The Respondent respectfully submits that they have reiterated on several occasions to the Complainant, their position with regards her application of Parental leave and that she was fully aware of any other possible avenues which may have been explored in order to help with her situation. 

Findings and Conclusions

The EU Parental Leave Directive was transposed and implemented into Irish law by the Parental Leave Act in 1998. Since then, the Act has been amended by the Parental Leave (Amendment) Act, 2006 and further amended by the Parental Leave (Amendment) Act of 2019.

Parental leave lets parents take unpaid leave from work to spend time looking after their children. It is possible to take up to 26 weeks’ parental leave for each eligible child before their 12th birthday.

An entitled employee may take this leave in one continuous block or two separate blocks of at least 6 weeks each with the proviso that there must be a gap of at least 10 weeks between the 2 blocks.
It is possible to break parental leave into working days or hours (or a combination of both) subject to agreement by the employer.

The Respondent employer has a policy on Parental Leave which outlines that it is possible for employees to request a more flexible pattern of parental leave with the agreement and approval of the employer.

In the case the Respondent has, for operational reasons, not approved the request for parental leave as presented by the Complainant.

Decision

The Respondent has not breached the Act and have exercised their right to say no to the proposal presented by the Complainant. Under these circumstances there is no option but to find the complaint as presented, not well founded. Accordingly, the complaint fails.

Pensions auto-enrolment set to be introduced in 2024

Last month, the Government announced some of the detail around the new proposed auto-enrolment pension system. The Government will pay €1 for every €3 employees contribute to their pension.

It states that employees earning more than €20,000 per annum will be automatically enrolled to make pension contributions. However, they will have the option to opt out of the scheme.

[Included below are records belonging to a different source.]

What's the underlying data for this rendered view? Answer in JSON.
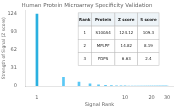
{
  "chart_data": {
    "type": "bar",
    "title": "Human Protein Microarray Specificity Validation",
    "xlabel": "Signal Rank",
    "ylabel": "Strength of Signal (Z score)",
    "x": [
      1,
      2,
      3,
      4,
      5,
      6,
      7,
      8,
      9,
      10,
      11,
      12,
      13,
      14,
      15,
      16,
      17,
      18,
      19,
      20,
      21,
      22,
      23,
      24,
      25,
      26,
      27,
      28,
      29,
      30
    ],
    "values": [
      124.12,
      14.82,
      6.63,
      3.6465,
      2.005575,
      1.10306625,
      0.6066864375,
      0.333677540625,
      0.18352264734375,
      0.1009374560390625,
      0.05551560082148437,
      0.030533580451816405,
      0.016793469248499022,
      0.009236408086674463,
      0.005080024447670955,
      0.002794013446219025,
      0.0015367073954204637,
      0.0008451890674811251,
      0.00046485398711469027,
      0.00025566969291307965,
      0.0001406183311021938,
      7.73400821062066e-05,
      4.25370451584136e-05,
      2.33953748371275e-05,
      1.28674561604201e-05,
      7.07710088823107e-06,
      3.89240548852709e-06,
      2.1408230186899e-06,
      1.17745266027944e-06,
      6.4759896315369e-07
    ],
    "colors": [
      "#2ab0e0",
      "#5bc8f5",
      "#5bc8f5",
      "#5bc8f5",
      "#5bc8f5",
      "#5bc8f5",
      "#5bc8f5",
      "#5bc8f5",
      "#5bc8f5",
      "#5bc8f5",
      "#5bc8f5",
      "#5bc8f5",
      "#5bc8f5",
      "#5bc8f5",
      "#5bc8f5",
      "#5bc8f5",
      "#5bc8f5",
      "#5bc8f5",
      "#5bc8f5",
      "#5bc8f5",
      "#5bc8f5",
      "#5bc8f5",
      "#5bc8f5",
      "#5bc8f5",
      "#5bc8f5",
      "#5bc8f5",
      "#5bc8f5",
      "#5bc8f5",
      "#5bc8f5",
      "#5bc8f5"
    ],
    "log": "x",
    "xlim": [
      0.75,
      35
    ],
    "xticks": [
      1,
      10,
      20,
      30
    ],
    "ylim": [
      0,
      130
    ],
    "yticks": [
      0,
      31,
      62,
      93,
      124
    ],
    "grid": false,
    "table": {
      "headers": [
        "Rank",
        "Protein",
        "Z score",
        "S score"
      ],
      "rows": [
        [
          "1",
          "S100A4",
          "124.12",
          "109.3"
        ],
        [
          "2",
          "MPLPF",
          "14.82",
          "8.19"
        ],
        [
          "3",
          "FDPS",
          "6.63",
          "2.4"
        ]
      ]
    }
  }
}
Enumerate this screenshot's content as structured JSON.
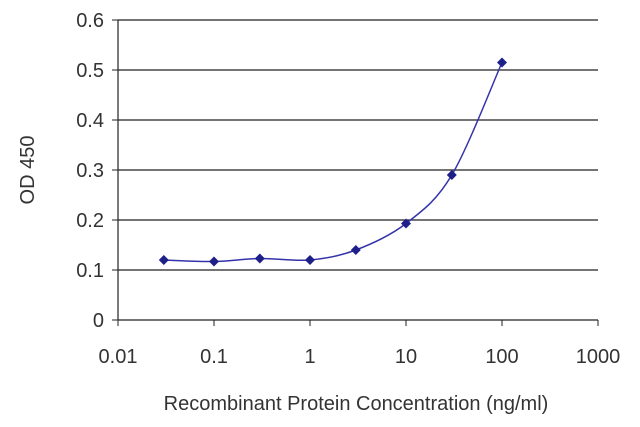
{
  "chart_data": {
    "type": "line",
    "title": "",
    "xlabel": "Recombinant Protein Concentration (ng/ml)",
    "ylabel": "OD 450",
    "x_scale": "log",
    "xlim": [
      0.01,
      1000
    ],
    "ylim": [
      0,
      0.6
    ],
    "x_ticks": [
      "0.01",
      "0.1",
      "1",
      "10",
      "100",
      "1000"
    ],
    "y_ticks": [
      "0",
      "0.1",
      "0.2",
      "0.3",
      "0.4",
      "0.5",
      "0.6"
    ],
    "grid": "horizontal",
    "legend": "none",
    "series": [
      {
        "color": "#3333aa",
        "marker": "diamond",
        "x": [
          0.03,
          0.1,
          0.3,
          1,
          3,
          10,
          30,
          100
        ],
        "y": [
          0.12,
          0.117,
          0.123,
          0.12,
          0.14,
          0.193,
          0.29,
          0.515
        ]
      }
    ]
  }
}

Employers will be expected to match the employee’s contribution but the plan is to introduce the scheme on a gradual basis to mitigate the financial impact. The scheme will be rolled out gradually over a decade, with both employer and employee contributions starting at 1.5%, and increasing every three years by 1.5% until they eventually reach 6% by Year 10 (2034).

Government plans to bring mandatory ‘living wage’ to Cabinet before summer

An Tánaiste and Minister for Enterprise, Trade and Employment Minister, Leo Varadkar announced last month that plans for the introduction of a mandatory living wage will be brought before the Government ahead of the summer recess.

The current living wage is set at €12.90 per hour, a figure calculated by the Living Wage Technical Group and is the basic amount that is deemed necessary to cover an average worker’s needs to a socially acceptable standard. This figure is €2.40 per hour more than the minimum wage of €10.50 p/hr.

It still needs to be decided how the living wage would be calculated but Varadkar said that there was merit in a basket of goods and services approach. However another approach could be setting the living wage as a percentage of the median wage, which is a simpler approach.